Some quick notes on SDO:
IBM had this project a couple years ago where you retrieved graphs of hashtables from a system. the values of hashtables were either other hashtables or primitive types (nodes). the keys were field names (edges).
SDO looks like they took that concept, added meta-data and change logs (summaries) and coupled it to a few other specs, xpath for one.
CarrierWave was intended as an extention to an O/R or OODB tool. Maintaining typesafety, and mirroring the server side type hierarchy, were primary goals behind CW.
What I didn't see in the spec was how to define the closure of the graph. Additionally, SDO does not support faulting of objects into the local process space.
CW does both. You can specify a GraphPlan by depth (and other meta data) or define it explicitly via GraphNode trees (node trees are used internally for all traversals). Or you can add a hook that faults in objects as you walk the graph (object.getSomeChildObject().getSomeOtherObject()).
CW does have a fair amount of meta-data associated with every type. Enough to manage the whole object graph in a typeless fashion. field names, field types, contained types, read-only, literal (primitive) or object, etc.
Another thing I did not catch in the SDO spec was identity. No dependent or independent types. CW uses a single token object (an Icon, think IOR) to represent the identity of the local client side object and the server side object. some objects have identity, some (dependent) objects are only identified by their relationship to a parent identifiable type.

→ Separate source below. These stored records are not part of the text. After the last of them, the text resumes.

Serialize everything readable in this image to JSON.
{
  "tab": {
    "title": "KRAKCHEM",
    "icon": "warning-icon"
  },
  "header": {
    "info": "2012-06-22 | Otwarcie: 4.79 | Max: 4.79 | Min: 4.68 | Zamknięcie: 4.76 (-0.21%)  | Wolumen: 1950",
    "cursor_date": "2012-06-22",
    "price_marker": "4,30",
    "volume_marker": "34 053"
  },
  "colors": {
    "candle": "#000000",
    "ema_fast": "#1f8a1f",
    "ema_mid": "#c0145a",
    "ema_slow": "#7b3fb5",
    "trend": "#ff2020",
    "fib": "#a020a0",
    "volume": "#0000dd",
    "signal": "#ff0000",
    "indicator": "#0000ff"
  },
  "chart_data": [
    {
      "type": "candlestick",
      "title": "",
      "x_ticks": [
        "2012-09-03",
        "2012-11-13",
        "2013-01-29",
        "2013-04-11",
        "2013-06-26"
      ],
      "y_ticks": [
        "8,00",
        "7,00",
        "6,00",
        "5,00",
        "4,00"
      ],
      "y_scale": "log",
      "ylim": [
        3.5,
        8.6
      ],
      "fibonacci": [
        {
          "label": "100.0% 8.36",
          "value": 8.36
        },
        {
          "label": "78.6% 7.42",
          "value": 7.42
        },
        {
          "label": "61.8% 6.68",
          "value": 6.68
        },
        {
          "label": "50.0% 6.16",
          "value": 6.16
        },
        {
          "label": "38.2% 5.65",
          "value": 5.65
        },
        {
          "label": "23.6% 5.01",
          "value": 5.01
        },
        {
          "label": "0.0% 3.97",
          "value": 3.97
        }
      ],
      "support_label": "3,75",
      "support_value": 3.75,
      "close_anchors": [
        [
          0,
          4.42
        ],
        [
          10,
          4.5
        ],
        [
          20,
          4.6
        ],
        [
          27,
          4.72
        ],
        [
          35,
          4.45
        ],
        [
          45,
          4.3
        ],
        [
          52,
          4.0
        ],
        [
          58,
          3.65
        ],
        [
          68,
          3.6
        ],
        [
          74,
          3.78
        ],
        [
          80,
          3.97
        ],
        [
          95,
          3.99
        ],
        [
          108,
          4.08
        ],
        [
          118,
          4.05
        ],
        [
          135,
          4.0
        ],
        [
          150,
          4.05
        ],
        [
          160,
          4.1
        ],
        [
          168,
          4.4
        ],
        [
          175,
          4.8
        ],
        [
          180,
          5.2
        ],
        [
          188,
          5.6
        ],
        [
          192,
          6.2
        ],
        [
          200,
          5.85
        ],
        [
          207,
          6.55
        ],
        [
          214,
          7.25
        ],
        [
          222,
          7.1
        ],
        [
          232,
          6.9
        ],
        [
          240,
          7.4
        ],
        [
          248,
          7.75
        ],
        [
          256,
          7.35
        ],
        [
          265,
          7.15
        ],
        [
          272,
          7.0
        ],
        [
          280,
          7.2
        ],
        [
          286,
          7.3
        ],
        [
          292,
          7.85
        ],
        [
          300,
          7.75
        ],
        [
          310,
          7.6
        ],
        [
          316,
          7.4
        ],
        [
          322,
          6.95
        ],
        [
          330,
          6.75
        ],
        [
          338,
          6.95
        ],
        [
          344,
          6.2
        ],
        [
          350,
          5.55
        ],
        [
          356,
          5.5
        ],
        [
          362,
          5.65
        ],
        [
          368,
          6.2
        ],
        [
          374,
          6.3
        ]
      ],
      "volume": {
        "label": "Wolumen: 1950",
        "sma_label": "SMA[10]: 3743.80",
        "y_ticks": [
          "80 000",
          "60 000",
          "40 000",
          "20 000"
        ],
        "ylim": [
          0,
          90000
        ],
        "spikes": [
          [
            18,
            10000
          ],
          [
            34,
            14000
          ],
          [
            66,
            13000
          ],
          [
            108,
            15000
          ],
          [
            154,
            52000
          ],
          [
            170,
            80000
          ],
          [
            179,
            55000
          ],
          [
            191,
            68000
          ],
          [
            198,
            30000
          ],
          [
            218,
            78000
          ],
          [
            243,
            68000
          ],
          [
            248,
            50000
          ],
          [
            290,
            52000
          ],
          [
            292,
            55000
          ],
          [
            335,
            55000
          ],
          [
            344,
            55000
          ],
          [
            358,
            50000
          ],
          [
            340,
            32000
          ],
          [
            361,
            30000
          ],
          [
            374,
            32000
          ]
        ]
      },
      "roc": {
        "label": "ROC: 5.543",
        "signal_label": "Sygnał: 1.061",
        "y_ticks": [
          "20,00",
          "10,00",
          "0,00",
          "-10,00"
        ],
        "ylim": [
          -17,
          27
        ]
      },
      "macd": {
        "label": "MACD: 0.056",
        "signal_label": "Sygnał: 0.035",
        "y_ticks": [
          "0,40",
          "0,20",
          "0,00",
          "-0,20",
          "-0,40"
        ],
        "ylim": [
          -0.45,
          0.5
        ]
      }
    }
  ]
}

So with an Icon, you can identify the root of a graph, and with a GraphPlan, you identify the closure of the graph.
What is interesting is the ChangeSummary. that could be a way to improve some aspects of the performance in CW. Something to look into.
[updated]
I should add that CW does track when an object becomes dirty, and only dirty objects are modifed on the server. It's left to the client to filter out 'clean' objects to save bandwidth (if necessary). The ChangeSummary seems to be much more fine-grained.